I looked around. Dozens of kids, barely distinguishable from one another, running around like wild. But then a dark-haired child in a red T-shirt caught my eye. His back was to me. The child began flapping his arms. It lasted only seconds. As abruptly as he’d begun, he stopped, dropping his arms by his sides. And I knew instantly, in that gesture, that it was Ethan.
I don’t know what I said, if I said anything. I only know that I ached for him. I wanted to see his face, to hold him. I willed him to turn around, but his back remained to me. I pulled the door handle, because all I could think of at that moment was running to him.
“Wait,” Heather said.
She was right. I couldn’t very well rush up to him on the playground. I’d scare him. It had been so long since the caseworker had pulled him out of my arms in the family services office in San Francisco; Allison had been his mother for twice as long as I had. He probably wouldn’t even know who I was. He was so close, I couldn’t believe it.
Ethan stood for several seconds, half a minute maybe, on the edge of the playground, watching the other children. He seemed so isolated, so alone, it was heartbreaking.
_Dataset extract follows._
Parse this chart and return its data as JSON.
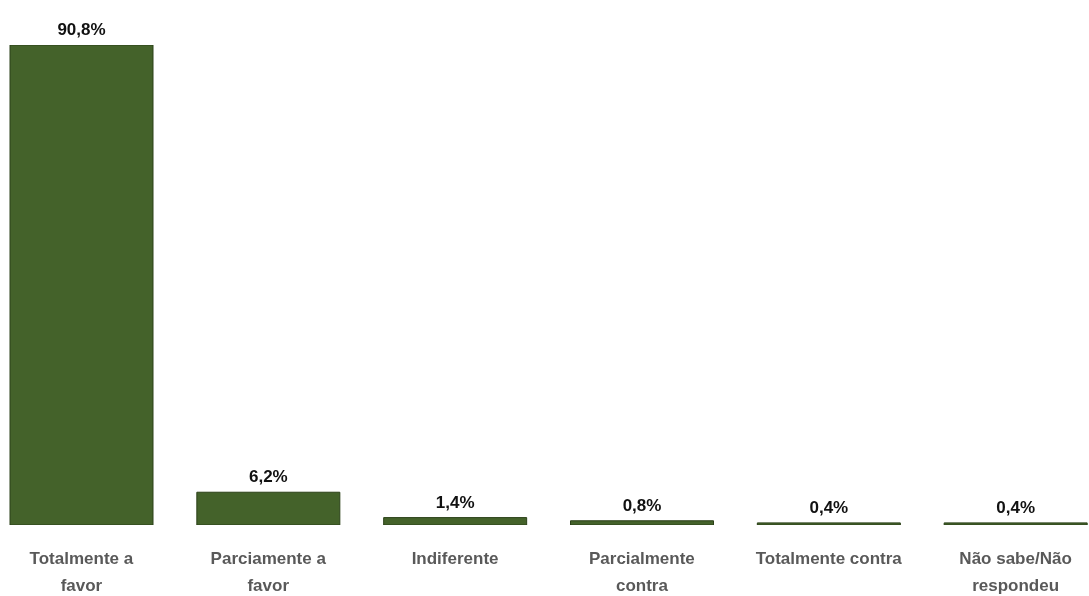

A cluster of teachers stood by the swings, talking among themselves. Why didn’t any of them come to help him, to usher him into the group?
Then Ethan raised one arm into the air and shouted, “Over here!”
“He sounds different …” My voice caught in my throat.
A group of boys looked up from the game they were playing
and ran over to him. Finally, for a moment, he turned so that I could see him in profile—his sweet face. “Oh, God,” I breathed. “It really is him.”
The children gathered around, and he began talking animatedly. I couldn’t hear what he was saying, but I imagined he was explaining to them some new game he was making up, right there on the spot. When he was very little, he was always coming up with games, complete with his own complex system of rules and rewards. He gestured this way and that, and the boys paid close attention. Finally, from his pocket, Ethan pulled out a small bouncy ball. He tossed it into the air, and the boys scrambled for it. I was overcome with happiness.
“Look at that,” Heather said. “He’s the ringleader.” She reached over and put her hand on mine. “Jules?”
My face was wet. “It’s really him.”
I got out of the car and went toward the fence; it felt as though a magnet were pulling me. I wanted to be closer. I stood there watching him play, hearing his sweet, wonderful voice rise up from the din of the playground. His beautiful curls had been cut short—I ached to touch his hair, remembering how he’d loved to run his fingers through it, a way of soothing himself to sleep. His face had changed, too. It was thinner. His whole body was leaner. He was all boy now, no traces remained of the baby he’d been when he first came into my life. He was strong and athletic, and he moved with confidence. He was smiling, laughing, shouting orders.
“Oh, my God,” I murmured, laughing. “He’s bossy.” Of course, he’d been bossy even when he was little. Why would that have changed?